- [pdf] [supp]
Decouple Before Interact: Multi-Modal Prompt Learning for Continual Visual Question Answering
In the real world, a desirable Visual Question Answering model is expected to provide correct answers to new questions and images in a continual setting (recognized as CL-VQA). However, existing works formulate CLVQA from a vision-only or language-only perspective, and straightforwardly apply the uni-modal continual learning (CL) strategies to this multi-modal task, which is improper and suboptimal. On the one hand, such a partial formulation may result in limited evaluations. On the other hand, neglecting the interactions between modalities will lead to poor performance. To tackle these challenging issues, we propose a comprehensive formulation for CL-VQA from the perspective of multi-modal vision-language fusion. Based on our formulation, we further propose MulTi-Modal PRompt LearnIng with DecouPLing bEfore InTeraction (TRIPLET), a novel approach that builds on a pre-trained vision-language model and consists of decoupled prompts and prompt interaction strategies to capture the complex interactions between modalities.
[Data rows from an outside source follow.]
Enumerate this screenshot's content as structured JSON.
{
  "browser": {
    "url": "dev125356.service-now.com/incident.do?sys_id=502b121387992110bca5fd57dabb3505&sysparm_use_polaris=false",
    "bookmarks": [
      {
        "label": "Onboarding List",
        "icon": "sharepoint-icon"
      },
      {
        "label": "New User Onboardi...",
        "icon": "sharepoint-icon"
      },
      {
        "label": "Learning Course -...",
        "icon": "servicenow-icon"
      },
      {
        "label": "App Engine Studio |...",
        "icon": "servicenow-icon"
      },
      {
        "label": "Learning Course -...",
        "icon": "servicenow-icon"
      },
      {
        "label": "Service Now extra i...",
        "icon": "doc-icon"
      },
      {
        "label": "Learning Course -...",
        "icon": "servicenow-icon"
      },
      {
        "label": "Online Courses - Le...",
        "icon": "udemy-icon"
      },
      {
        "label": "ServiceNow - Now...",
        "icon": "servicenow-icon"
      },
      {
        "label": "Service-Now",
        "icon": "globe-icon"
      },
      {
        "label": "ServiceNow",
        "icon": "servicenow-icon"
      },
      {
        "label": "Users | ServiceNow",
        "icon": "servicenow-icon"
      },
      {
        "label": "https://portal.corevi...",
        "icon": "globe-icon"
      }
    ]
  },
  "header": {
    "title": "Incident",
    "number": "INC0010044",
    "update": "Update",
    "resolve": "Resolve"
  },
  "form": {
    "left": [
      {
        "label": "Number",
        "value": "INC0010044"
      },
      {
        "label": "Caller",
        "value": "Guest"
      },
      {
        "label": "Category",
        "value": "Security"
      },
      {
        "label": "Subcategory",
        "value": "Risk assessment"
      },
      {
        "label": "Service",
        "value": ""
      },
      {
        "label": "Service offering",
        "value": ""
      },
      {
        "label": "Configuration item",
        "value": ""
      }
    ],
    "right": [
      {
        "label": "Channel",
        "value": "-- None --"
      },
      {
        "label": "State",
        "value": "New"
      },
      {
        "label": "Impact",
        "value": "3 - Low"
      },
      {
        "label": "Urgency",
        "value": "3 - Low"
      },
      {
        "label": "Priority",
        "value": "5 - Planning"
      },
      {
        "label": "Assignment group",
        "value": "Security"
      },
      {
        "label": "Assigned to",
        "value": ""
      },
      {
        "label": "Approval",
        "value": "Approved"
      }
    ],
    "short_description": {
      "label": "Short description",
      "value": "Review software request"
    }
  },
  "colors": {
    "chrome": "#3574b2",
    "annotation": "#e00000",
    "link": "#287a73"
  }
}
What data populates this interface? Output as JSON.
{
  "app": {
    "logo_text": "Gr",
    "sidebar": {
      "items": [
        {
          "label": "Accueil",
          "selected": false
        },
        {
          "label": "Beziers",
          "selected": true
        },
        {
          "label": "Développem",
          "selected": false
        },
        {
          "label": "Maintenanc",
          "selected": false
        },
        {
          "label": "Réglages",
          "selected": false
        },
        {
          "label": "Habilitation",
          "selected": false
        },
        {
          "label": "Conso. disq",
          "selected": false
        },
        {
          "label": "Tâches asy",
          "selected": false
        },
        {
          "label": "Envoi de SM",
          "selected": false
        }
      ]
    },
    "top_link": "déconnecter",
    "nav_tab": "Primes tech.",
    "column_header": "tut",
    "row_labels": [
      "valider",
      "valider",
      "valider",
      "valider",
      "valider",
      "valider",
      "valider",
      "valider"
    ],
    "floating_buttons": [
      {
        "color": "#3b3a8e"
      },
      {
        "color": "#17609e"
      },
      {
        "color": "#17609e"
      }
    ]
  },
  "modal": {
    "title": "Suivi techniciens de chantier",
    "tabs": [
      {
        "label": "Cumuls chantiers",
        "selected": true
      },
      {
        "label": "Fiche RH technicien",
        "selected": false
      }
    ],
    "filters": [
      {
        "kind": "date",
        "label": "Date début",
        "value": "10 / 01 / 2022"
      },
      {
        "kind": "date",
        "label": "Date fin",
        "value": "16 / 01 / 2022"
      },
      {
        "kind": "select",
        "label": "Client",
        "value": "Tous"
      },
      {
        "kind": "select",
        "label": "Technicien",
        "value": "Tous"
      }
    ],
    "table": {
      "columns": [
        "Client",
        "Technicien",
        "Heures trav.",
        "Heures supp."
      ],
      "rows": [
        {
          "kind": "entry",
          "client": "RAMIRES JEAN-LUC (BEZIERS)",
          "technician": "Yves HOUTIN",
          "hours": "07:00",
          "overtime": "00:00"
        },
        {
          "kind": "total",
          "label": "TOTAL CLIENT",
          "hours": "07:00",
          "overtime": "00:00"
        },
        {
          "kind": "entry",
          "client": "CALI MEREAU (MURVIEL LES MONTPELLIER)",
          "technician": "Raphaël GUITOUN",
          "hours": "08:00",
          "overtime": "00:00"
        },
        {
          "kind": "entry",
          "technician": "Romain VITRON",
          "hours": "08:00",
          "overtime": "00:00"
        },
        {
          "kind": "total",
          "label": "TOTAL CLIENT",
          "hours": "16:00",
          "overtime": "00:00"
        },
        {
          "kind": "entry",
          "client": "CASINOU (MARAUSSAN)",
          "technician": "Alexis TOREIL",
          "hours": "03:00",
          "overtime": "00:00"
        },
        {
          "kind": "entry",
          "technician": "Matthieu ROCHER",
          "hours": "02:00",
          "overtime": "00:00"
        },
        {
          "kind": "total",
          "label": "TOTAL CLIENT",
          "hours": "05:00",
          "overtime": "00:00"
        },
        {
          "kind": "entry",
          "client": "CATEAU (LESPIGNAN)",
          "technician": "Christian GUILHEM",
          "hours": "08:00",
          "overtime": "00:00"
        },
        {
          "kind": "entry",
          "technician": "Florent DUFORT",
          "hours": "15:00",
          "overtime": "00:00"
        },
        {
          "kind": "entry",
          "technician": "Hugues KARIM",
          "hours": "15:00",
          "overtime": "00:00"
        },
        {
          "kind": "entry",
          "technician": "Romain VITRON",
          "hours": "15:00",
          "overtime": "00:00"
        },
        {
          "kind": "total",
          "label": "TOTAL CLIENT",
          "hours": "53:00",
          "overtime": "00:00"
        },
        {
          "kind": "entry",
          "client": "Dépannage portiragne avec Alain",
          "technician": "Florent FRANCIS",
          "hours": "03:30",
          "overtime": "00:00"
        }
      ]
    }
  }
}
In particular, decoupled prompts contain learnable parameters that are decoupled w.r.t different aspects, and the prompt interaction strategies are in charge of modeling interactions between inputs and prompts. Additionally, we build two CL-VQA benchmarks for a more comprehensive evaluation. Extensive experiments demonstrate that our TRIPLET outperforms state-of-the-art methods in both uni-modal and multi-modal continual settings for CL-VQA.